In Merced County, 35.7 percent of hospitalized patients suffer from diabetes, making it the leading county in the Central Valley in diabetes prevalence and costs, according to a new study.
The study, conducted by the UCLA Center for Health Policy Research, found that among all hospitalized California patients age 35 or older, 31 percent had diabetes. Researchers explained that although diabetes may not have been the initial reason for the patients’ hospitalizations, it was listed as a diagnosis.
Researchers used hospital discharge records from 2011 to showcase the percent of hospitalizations of people with diabetes and the related costs.
Other counties with a high percentage of hospitalized diabetic patients include Solano, Yuba, Fresno and Sacramento. Imperial County leads the state, as 40.1 percent of its hospitalized patients have diabetes.
And the disease adds to the state’s health care costs.
According to the study, diabetes adds $1.6 billion every year to hospitalization costs in California. The report explained that hospital stays for patients with diabetes cost nearly $2,200 more than for patients without diabetes. Study authors found that nearly $254 million of the costs are paid by Medi-Cal alone.
In Merced, the estimated additional costs for patients with diabetes is $11,569,800, according to the study.
“If you have diabetes, you are more likely to be hospitalized and your stay will cost more,” said Ying-Ying Meng, lead author of the study and researcher at the UCLA Center for Health Policy Research. “There is now overwhelming evidence to show that diabetes is devastating not just to patients and families but to the whole health care system.”
According to the report, diabetes cost the U.S. an estimated $245 billion in 2012 in direct medical costs and indirect cost from productivity loss.

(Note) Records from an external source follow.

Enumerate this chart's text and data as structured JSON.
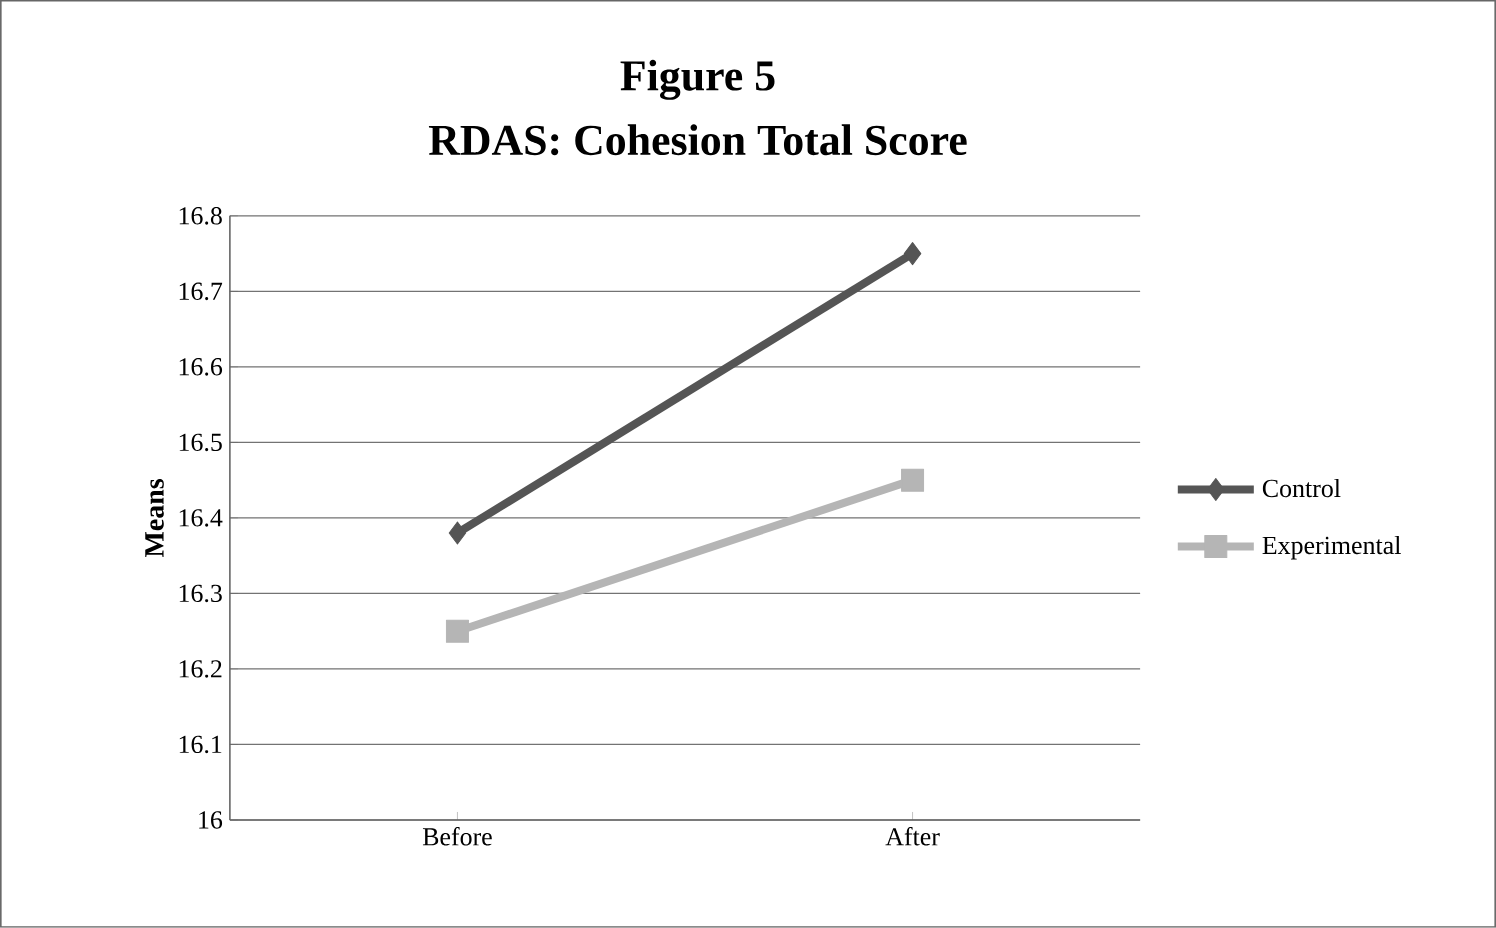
{
  "chart_data": {
    "type": "line",
    "title": "Figure 5",
    "subtitle": "RDAS: Cohesion Total Score",
    "ylabel": "Means",
    "categories": [
      "Before",
      "After"
    ],
    "series": [
      {
        "name": "Control",
        "color": "#555555",
        "marker": "diamond",
        "values": [
          16.38,
          16.75
        ]
      },
      {
        "name": "Experimental",
        "color": "#b5b5b5",
        "marker": "square",
        "values": [
          16.25,
          16.45
        ]
      }
    ],
    "ylim": [
      16,
      16.8
    ],
    "yticks": [
      16,
      16.1,
      16.2,
      16.3,
      16.4,
      16.5,
      16.6,
      16.7,
      16.8
    ],
    "grid": "y",
    "legend": "right"
  }
}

The study also confirmed that minority groups are the most impacted. According to the research, of all Latino hospital patients in the state, 43.2 have diabetes. The research reported 39.3 percent of black hospital patients have diabetes, while Asian Americans followed closely at 38.7 percent.
However, that is something local hospitals were aware of. Lillian Sanchez, a community educator at Mercy Medical Center, said the rates are something hospitals in the Valley have been dealing with for years. “These numbers sound pretty accurate to me,” Sanchez said. “We know that diabetes is prevalent in our community, so this isn’t shocking to us at all.”
As a community educator, Sanchez’s job is to touch base with patients after they are discharged from the hospital. Sanchez lets patients know about some of the resources available for diabetics, such as diabetes management classes.
But she realizes that many people do not take advantage of what’s available for them.
“Our resources are underutilized and part of it might be because a lot of the patients that are discharged don’t have a primary care physician,” she said. “They don’t have a doctor that requires them to attend these classes or that pushes to seek additional help.”
Kennoris Bates, a registered dietitian and patient education program manager at Golden Valley Health Centers, said social and economic barriers are also key factors.
“In a community with a high unemployment rate and limited access to health care services, this is almost expected,” Bates said. “A lot of people just don’t know where to go for help.”
And even when people do know where to go for help, either because of conflicting time schedules or because of transportation, they don’t attend those diabetes workshops and nutrition classes, he said.
One of Bates’ biggest concerns is that many times people go years without knowing they have diabetes. That is because people don’t visit a doctor on a regular basis and because they do not recognize the symptoms, Bates explained.
Recently, Golden Valley Health Centers and Mercy Medical Center teamed up with the Merced County Public Health Department to start a Chronic Disease Self-Management Program, intended to provide people with the necessary tools in combating chronic illnesses such as diabetes.
According to Dr. Harold Goldstein, executive director at the California Center for Public Health Advocacy, the study’s findings are tragic because 95 percent of diabetes cases are actually preventable.
“By reducing added sugar in our diets, increasing physical activity and making early diabetes screening a priority, we could significantly reduce diabetes cases and save billions of dollars in health care costs,” he said.
Bates said the first step anyone should take to prevent diabetes is establish a health care home and set up annual physical examinations. He also recommends eating a nutritious diet full of fruits, vegetable and whole grains.